JPS6352477A - Manufacture of non-volatile semiconductor memory device - Google Patents

Abstract

PURPOSE:To eliminate a residual substance at a side wall of a selection gate and a floating gate after an etching process of phosphorus-doped polysilicon by a method wherein an insulating substance is filled between the selection gate and the floating gate so that a flat surface can be obtained. CONSTITUTION:A gate 5 of a selection transistor and a floating gate 6 of a memory transistor are formed. Then, a CVD silicon oxide film 7 and a resist film 8 for flattening use are formed successively so that a flat surface can be obtained by reactive ion etching in such a way that the CVD silicon oxide film 7 is left in a region where the first phosphorus-doped polysilicon layer has been etched. Through this constitution, it is possible to eliminate a residual substance at a side wall of a selection gate and a floating gate without increasing the size of a cell after a conductive material to be used for a control gate has been etched.

Description

[Detailed Description of the Invention] [Object of the Invention] (Industrial Application Field) The present invention relates to a semiconductor memory device having a floating gate, and particularly to a device in which electrical writing and erasing can be performed for each memory unit. Regarding 2.
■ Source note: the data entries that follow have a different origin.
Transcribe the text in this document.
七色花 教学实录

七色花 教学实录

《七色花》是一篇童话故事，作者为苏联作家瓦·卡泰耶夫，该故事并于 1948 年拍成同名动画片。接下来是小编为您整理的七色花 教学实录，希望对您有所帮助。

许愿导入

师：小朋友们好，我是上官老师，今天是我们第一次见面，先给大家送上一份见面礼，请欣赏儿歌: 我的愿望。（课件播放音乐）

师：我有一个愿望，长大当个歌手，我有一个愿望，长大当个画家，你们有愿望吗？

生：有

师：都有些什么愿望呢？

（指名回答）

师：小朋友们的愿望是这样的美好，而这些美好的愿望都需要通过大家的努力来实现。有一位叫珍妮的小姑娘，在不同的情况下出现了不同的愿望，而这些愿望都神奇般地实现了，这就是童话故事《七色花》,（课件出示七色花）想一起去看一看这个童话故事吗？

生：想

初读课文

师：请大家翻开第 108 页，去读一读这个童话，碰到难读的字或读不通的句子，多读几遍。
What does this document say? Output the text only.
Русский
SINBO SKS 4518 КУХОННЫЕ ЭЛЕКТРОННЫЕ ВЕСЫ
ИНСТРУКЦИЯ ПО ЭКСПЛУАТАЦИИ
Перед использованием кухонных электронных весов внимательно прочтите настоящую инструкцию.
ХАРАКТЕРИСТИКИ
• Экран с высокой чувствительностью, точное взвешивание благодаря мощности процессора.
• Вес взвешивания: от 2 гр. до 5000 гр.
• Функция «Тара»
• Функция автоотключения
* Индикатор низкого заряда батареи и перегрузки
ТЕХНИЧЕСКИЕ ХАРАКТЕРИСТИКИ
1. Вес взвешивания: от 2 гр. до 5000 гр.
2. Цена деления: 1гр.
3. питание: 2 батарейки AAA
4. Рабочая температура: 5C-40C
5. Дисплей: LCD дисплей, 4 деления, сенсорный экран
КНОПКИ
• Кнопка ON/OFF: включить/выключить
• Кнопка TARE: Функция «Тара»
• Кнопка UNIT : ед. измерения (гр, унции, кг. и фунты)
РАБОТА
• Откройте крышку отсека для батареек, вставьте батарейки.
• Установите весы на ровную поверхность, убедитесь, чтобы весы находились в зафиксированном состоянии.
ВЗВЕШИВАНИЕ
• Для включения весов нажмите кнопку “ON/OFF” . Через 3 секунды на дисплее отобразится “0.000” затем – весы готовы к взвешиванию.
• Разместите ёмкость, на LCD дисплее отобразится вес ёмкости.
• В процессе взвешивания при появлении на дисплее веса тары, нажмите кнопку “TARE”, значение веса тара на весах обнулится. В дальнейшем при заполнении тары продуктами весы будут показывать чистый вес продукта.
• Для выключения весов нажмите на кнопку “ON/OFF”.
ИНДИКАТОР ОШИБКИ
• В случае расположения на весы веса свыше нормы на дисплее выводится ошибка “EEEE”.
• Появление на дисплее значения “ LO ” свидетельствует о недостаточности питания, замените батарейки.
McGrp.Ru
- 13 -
(Prior art) Positive or negative charge is injected into a floating gate electrode that is electrically insulated from the outside to change the conductive state of an insulated gate type (MOS) transistor.
Nonvolatile semiconductor devices for storing 1P or "O" information are already known.

In particular, it has a floating gate electrode insulated from the outside, and further has a control gate electrode and a pole provided so as to cover the floating gate. Nonvolatile memory cells consisting of ordinary MOS transistors for address selection are widely known.

In this memory cell, part of the drain of the storage element overlaps part of the floating gate via an insulating film thinner than the gate insulating film, and the FOWler flowing through this thin insulating film
- Filling/erasing is performed by NOrdheim current.

That is, during writing, the address selection MOS transistor (N
A high positive voltage is applied to the gate of the channel Tr, and this transistor is turned on (at this time, the drain of the address selection MOS transistor is kept at the ground potential). On the other hand, a high voltage is applied to the control gate of the storage transistor as well as to the address selection transistor. At this time,
A high electric field is applied to the thin insulating film, and electrons are injected from the drain to the floating gate. During erasing, a high voltage is applied to the gate and drain of the address selection MOS transistor, and the control gate of the storage transistor is set to the ground voltage. At this time,
The address selection transistor is turned on, a high voltage is also applied to the drain of the storage transistor, and a high electric field in the opposite direction to the input and output is applied to the thin insulating film, causing electrons to flow from the floating gate to the train.

The source of the storage transistor is at OV both during programming and erasing. During erasing in which a high voltage is applied to the drain of the selection transistor, the potential of the storage transistor may be set to a slightly positive potential. When reading, the conductance is read with the gates of both transistors and the train of the selection transistor set to positive voltage, and the source of the storage transistor set to OV.

As a method for forming such a memory cell, for example, a method as shown in FIG. 2 is known.

In FIG. 2, a gate insulator WOE and phosphorus-doped polysilicon are sequentially formed on a substrate, and a desired resist pattern (2) is formed using a light exposure technique.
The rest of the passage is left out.